8 déc. 2013
Comment comprendre la formule de « l’art est mort » ?
par Michel De Caso
La formule l’art
est mort peut paraître abrupte au premier abord. Sans doute doit-elle
être quelque peu précisée. Cette formule s’inscrit en fait dans la même veine
que la formule Dieu est mort. Comme
celle-ci, elle se veut sans concession et, sur le plan philosophique, elle l’est.
Pour autant, à un certain niveau
de réalité, ces formules peuvent paraître à l’emporte-pièce et absurdes.
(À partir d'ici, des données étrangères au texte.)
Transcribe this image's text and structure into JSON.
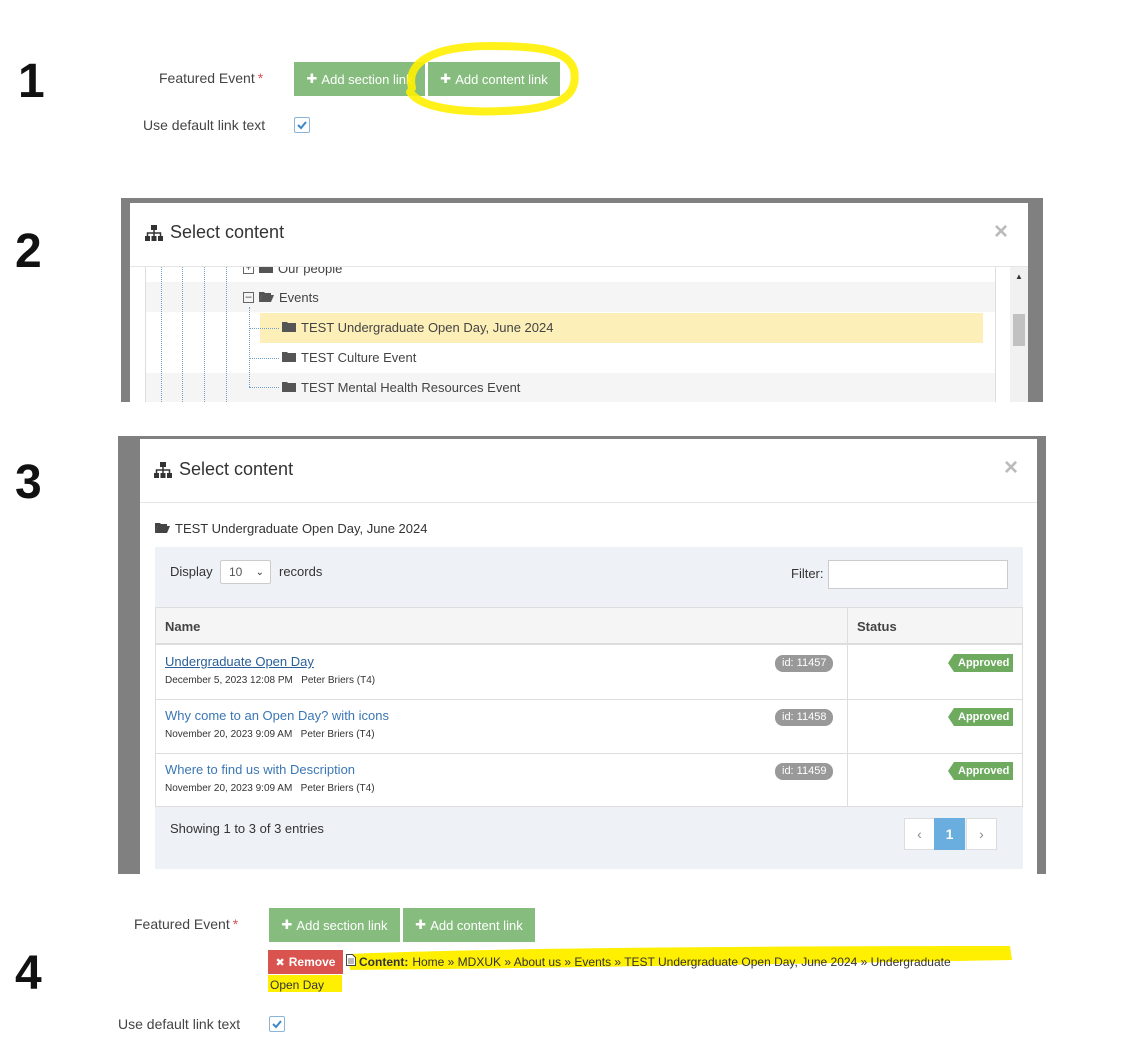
{
  "steps": [
    "1",
    "2",
    "3",
    "4"
  ],
  "form": {
    "featured_event_label": "Featured Event",
    "required_mark": "*",
    "add_section_link": "Add section link",
    "add_content_link": "Add content link",
    "use_default_link_text": "Use default link text",
    "use_default_checked": true
  },
  "modal": {
    "title": "Select content",
    "close": "×"
  },
  "tree": {
    "items": [
      {
        "label": "Our people"
      },
      {
        "label": "Events"
      },
      {
        "label": "TEST Undergraduate Open Day, June 2024",
        "selected": true
      },
      {
        "label": "TEST Culture Event"
      },
      {
        "label": "TEST Mental Health Resources Event"
      }
    ]
  },
  "content_list": {
    "folder_title": "TEST Undergraduate Open Day, June 2024",
    "display_label": "Display",
    "display_value": "10",
    "records_label": "records",
    "filter_label": "Filter:",
    "filter_value": "",
    "columns": [
      "Name",
      "Status"
    ],
    "rows": [
      {
        "name": "Undergraduate Open Day",
        "date": "December 5, 2023 12:08 PM",
        "author": "Peter Briers (T4)",
        "id": "id: 11457",
        "status": "Approved"
      },
      {
        "name": "Why come to an Open Day? with icons",
        "date": "November 20, 2023 9:09 AM",
        "author": "Peter Briers (T4)",
        "id": "id: 11458",
        "status": "Approved"
      },
      {
        "name": "Where to find us with Description",
        "date": "November 20, 2023 9:09 AM",
        "author": "Peter Briers (T4)",
        "id": "id: 11459",
        "status": "Approved"
      }
    ],
    "summary": "Showing 1 to 3 of 3 entries",
    "pager": {
      "prev": "‹",
      "current": "1",
      "next": "›"
    }
  },
  "result": {
    "remove_label": "Remove",
    "content_prefix": "Content:",
    "breadcrumb_line1": "Home » MDXUK » About us » Events » TEST Undergraduate Open Day, June 2024 » Undergraduate",
    "breadcrumb_line2": "Open Day"
  },
  "colors": {
    "green_button": "#86bd7e",
    "highlight": "#ffef00",
    "remove_red": "#d9534f",
    "approved": "#6eab5f",
    "selected_row": "#fdefb8",
    "pager_active": "#6aaee0"
  }
}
Comment
en effet avait-on pu prétendre que Dieu était mort ? Comment Dieu aurait-il pu
mourir ? De même, comment peut-on prétendre que l’art est mort ? Comment
l’art pourrait-il mourir ? C’est pourquoi appliquées à la réalité ultime, ces
formules doivent être d’abord comprises sur le mode du pamphlet.
Il n’empêche que dans
l’immédiateté du temps, celui auquel nous avons accès, elles recouvrent une
certaine réalité.
Focalisons-nous ici
uniquement sur la formule l’art est mort.
Les arts plastiques ont été
à la pointe du constat de la mort de l’art, n’ayant plus aucun
critère de sélection formelle depuis belle lurette.* La mort de l’art trouve en
eux ses meilleurs modèles. C’est ainsi que la conception de l’art qui avait
prévalu pendant des siècles commença à cesser d’abord dans les arts plastiques.
Après avoir légitimé des
œuvres plastiques au nom de la rupture avec l’art originel, depuis quelques
décennies, nous avons eu droit à tout un ensemble de discours assignant à
l’œuvre d’art des fonctions pour le moins changeantes. Ainsi, nous avons entendu que l’œuvre plastique est
au service de la psychanalyse, de la société, de la nature, de la révolution,
de la spontanéité, de la fraternité, de l’immanence, etc… Au début, la
légitimation intellectuelle avait trouvé sa réponse dans des propositions
plastiques ouvertement faites contre l’art et, en fin de route, les mêmes
propositions furent légitimées au nom de l’art. Depuis quelque temps déjà, en
effet, c’est bien au service de l’art que la cause de l’anti-art est affairée.
Il est difficile d’aller plus loin dans l’arnaque intellectuelle.
Pourtant ces différentes
astuces sémantiques fonctionneront aussi longtemps qu’elles répondront à un
triple besoin. D’abord, le besoin narcissique du spectateur qui se réjouit de
ce nivellement formel par le bas. Ensuite, l’intérêt économique des marchés avec
leur besoin incessant de renouvellement de marchandises. Enfin, la visée
idéologique des pouvoirs politiques qui attribuent à l’art la seule fonction de
favoriser le lien social.
Aujourd’hui, suite aux
différentes prises de positions des uns et des autres, les langues se sont
déliées et les choses ont désormais été dites et écrites.
Bien sûr, le constat de la
mort de l’art n’est pas fait pour recueillir l’assentiment général. Par
définition, nombreux sont ceux qui ne le partagent pas. Peut-être
changeront-ils d’avis lorsque, habitués à prendre le train en marche, la
mort de l’art aura été historicisée ; mais cela, ce n’est pas pour
demain !
En outre, la philosophie même
de ce site internet fait que le point de vue de la mort de l’art n’a pas
à chercher à convaincre qui que ce soit de sa validité. Il suffira que certains
s’y retrouvent. Pour le reste, chacun peut continuer à défendre ses intérêts
particuliers et à comprendre le monde depuis son propre point de vue… jusqu’à
ce que, vraiment,… l’arrêt mord !
* D’autres expressions
artistiques, du moins dans un premier temps, peuvent être moins touchées du fait même de
leur nature qui exige un apprentissage technique sévère. Il en est ainsi, par
exemple, de la musique et de la danse.